Cissie iba delante, tanteando el suelo con unos apropiados zapatos sin tacón. Para no perder el equilibrio, bajaba con los brazos extendidos. Por primera vez, me fijé en que llevaba puestos unos pantalones oscuros, azules, creo. Aunque no estaba tan delgada como Muriel, tenía una bonita figura. Desde luego, era evidente que había pasado demasiado tiempo solo; éste no era ni el momento ni el lugar apropiado para ese tipo de pensamientos. Supongo que debí de perder la concentración, porque la luz osciló un poco y Cissie trastabilló. Con un agudo chillido, cayó sobre mí.
La cogí sin demasiada dificultad y la sujeté entre mis brazos hasta que se tranquilizó. Ella se agarraba a mí con fuerza, reacia a soltarse. Hasta que me tocó la cara.
—¿Por qué no llevas puesta tu máscara? —me preguntó.
Yo tomé una decisión. Sería más duro para ellos, pero avanzaríamos más rápido si podían ver mejor.
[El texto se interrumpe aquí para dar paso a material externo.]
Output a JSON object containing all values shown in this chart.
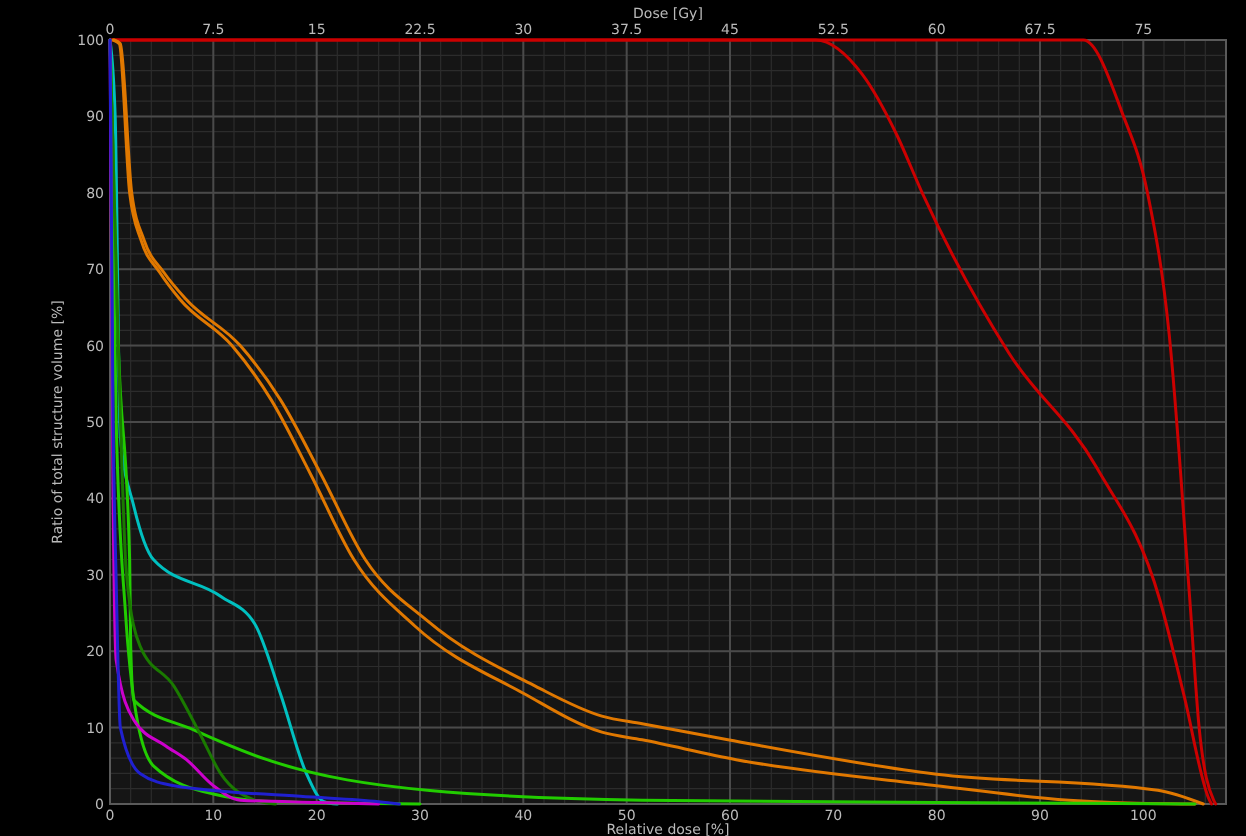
{
  "chart_data": {
    "type": "line",
    "xlabel": "Relative dose [%]",
    "ylabel": "Ratio of total structure volume [%]",
    "x2label": "Dose [Gy]",
    "xlim": [
      0,
      108
    ],
    "xticks": [
      0,
      10,
      20,
      30,
      40,
      50,
      60,
      70,
      80,
      90,
      100
    ],
    "x2lim": [
      0,
      81
    ],
    "x2ticks": [
      0,
      7.5,
      15,
      22.5,
      30,
      37.5,
      45,
      52.5,
      60,
      67.5,
      75
    ],
    "ylim": [
      0,
      100
    ],
    "yticks": [
      0,
      10,
      20,
      30,
      40,
      50,
      60,
      70,
      80,
      90,
      100
    ],
    "grid": true,
    "marker": "none",
    "line_style": "solid",
    "series": [
      {
        "color": "#cc0000",
        "x": [
          0,
          30,
          68.3,
          72.8,
          76.1,
          78.6,
          87,
          95.5,
          101.6,
          103.9,
          106.4,
          106.6
        ],
        "values": [
          100,
          100,
          100,
          95.5,
          87.7,
          80,
          59,
          44,
          26.7,
          14.4,
          0.5,
          0
        ]
      },
      {
        "color": "#cc0000",
        "x": [
          0,
          60,
          94.2,
          98,
          100.4,
          102.5,
          104.5,
          105.4,
          106.8,
          107
        ],
        "values": [
          100,
          100,
          100,
          90.3,
          80,
          61.5,
          26.7,
          10,
          0.5,
          0
        ]
      },
      {
        "color": "#e07800",
        "x": [
          0.4,
          1,
          2.1,
          3.3,
          5.2,
          7.4,
          12.6,
          16.5,
          20.4,
          24.7,
          30.7,
          41.2,
          47.6,
          51.5,
          59.8,
          80,
          101.4,
          105.8
        ],
        "values": [
          100,
          99.5,
          80,
          73.8,
          69.6,
          66,
          60,
          52.9,
          43.2,
          32,
          24,
          15.4,
          11.5,
          10.5,
          8.4,
          3.9,
          1.8,
          0
        ]
      },
      {
        "color": "#e07800",
        "x": [
          0.3,
          0.9,
          1.9,
          3,
          4.8,
          6.8,
          11.8,
          15.6,
          19.4,
          23.6,
          29.5,
          40,
          47.6,
          51.5,
          60.6,
          80,
          92.8,
          97,
          105
        ],
        "values": [
          100,
          99.5,
          80,
          73.8,
          69.6,
          66,
          60,
          52.9,
          43.2,
          32,
          23.3,
          14.5,
          9.4,
          8.4,
          5.8,
          2.4,
          0.5,
          0.2,
          0
        ]
      },
      {
        "color": "#00c0c0",
        "x": [
          0,
          0.5,
          1,
          2.3,
          4.2,
          10.7,
          14,
          16.5,
          19,
          20.7,
          22
        ],
        "values": [
          100,
          90,
          48,
          39,
          32,
          27.2,
          23.6,
          14.4,
          4,
          0.3,
          0
        ]
      },
      {
        "color": "#22cc00",
        "x": [
          0,
          0.8,
          1.9,
          2,
          2.3,
          8.1,
          15.2,
          30.7,
          51.5,
          80,
          105
        ],
        "values": [
          100,
          60,
          32,
          20.7,
          13.6,
          9.7,
          5.8,
          1.8,
          0.5,
          0.2,
          0
        ]
      },
      {
        "color": "#22cc00",
        "x": [
          0,
          0.6,
          1.5,
          2.5,
          4.2,
          10,
          16,
          30
        ],
        "values": [
          100,
          50,
          25,
          12,
          5,
          1.3,
          0.3,
          0
        ]
      },
      {
        "color": "#1a7a00",
        "x": [
          0,
          0.8,
          1.6,
          2.9,
          6.2,
          8.7,
          10.7,
          14,
          16
        ],
        "values": [
          100,
          60,
          30,
          20.7,
          15.4,
          9.2,
          4,
          0.5,
          0
        ]
      },
      {
        "color": "#cc00cc",
        "x": [
          0,
          0.3,
          0.6,
          2.3,
          5.4,
          7.4,
          10,
          12.6,
          20,
          26
        ],
        "values": [
          100,
          40,
          18.8,
          11,
          7.6,
          5.8,
          2.4,
          0.5,
          0.2,
          0
        ]
      },
      {
        "color": "#2020d0",
        "x": [
          0,
          0.3,
          0.6,
          1,
          2.9,
          6.2,
          18.4,
          26,
          28
        ],
        "values": [
          100,
          50,
          29,
          10,
          4,
          2.4,
          1,
          0.3,
          0
        ]
      }
    ]
  }
}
—Ya no hacen falta —dije apartando a Cissie hacia un lado para volver a iluminar los escalones con la linterna. Aun así, mantuve un brazo alrededor de su hombro.
—¿Qué has dicho? —Muriel permanecía inmóvil en la escalera.
—He dicho que podéis quitaros las máscaras —repetí subiendo un poco la voz.
—Pero el olor… —Cissie movió la cabeza de un lado a otro.
—El olor no es para tanto.
Cissie se quitó la máscara e hizo una mueca mientras inspiraba el aire rancio y viciado. La redecilla con la que se sujetaba el moño se le había aflojado al quitarse la máscara. Se deshizo de ella agitando la cabeza hasta que el cabello le cayó libre alrededor de la cara. Cuando Muriel se reunió con nosotros, Cissie ya parecía haberse acostumbrado a la atmósfera, o, al menos, se la veía más tranquila. Afortunadamente, todo estaba demasiado oscuro para poder distinguir ningún detalle. Muriel se quitó la máscara y frunció el ceño al inspirar el aire.
—Me ayudaría tener un poco de luz. —El alemán, que ya se había quitado la máscara, nos observaba desde los últimos escalones. Yo dirigí la luz de la linterna en su dirección.
—¿Cuál es el plan? —dijo en cuanto llegó a nuestro lado—. ¿Esperamos aquí hasta que se vayan?
Hablaba un inglés impecable, pero su acento alemán me hacía sentir como si me estuvieran clavando un puñal en el pecho. Apenas conseguí controlar mi odio.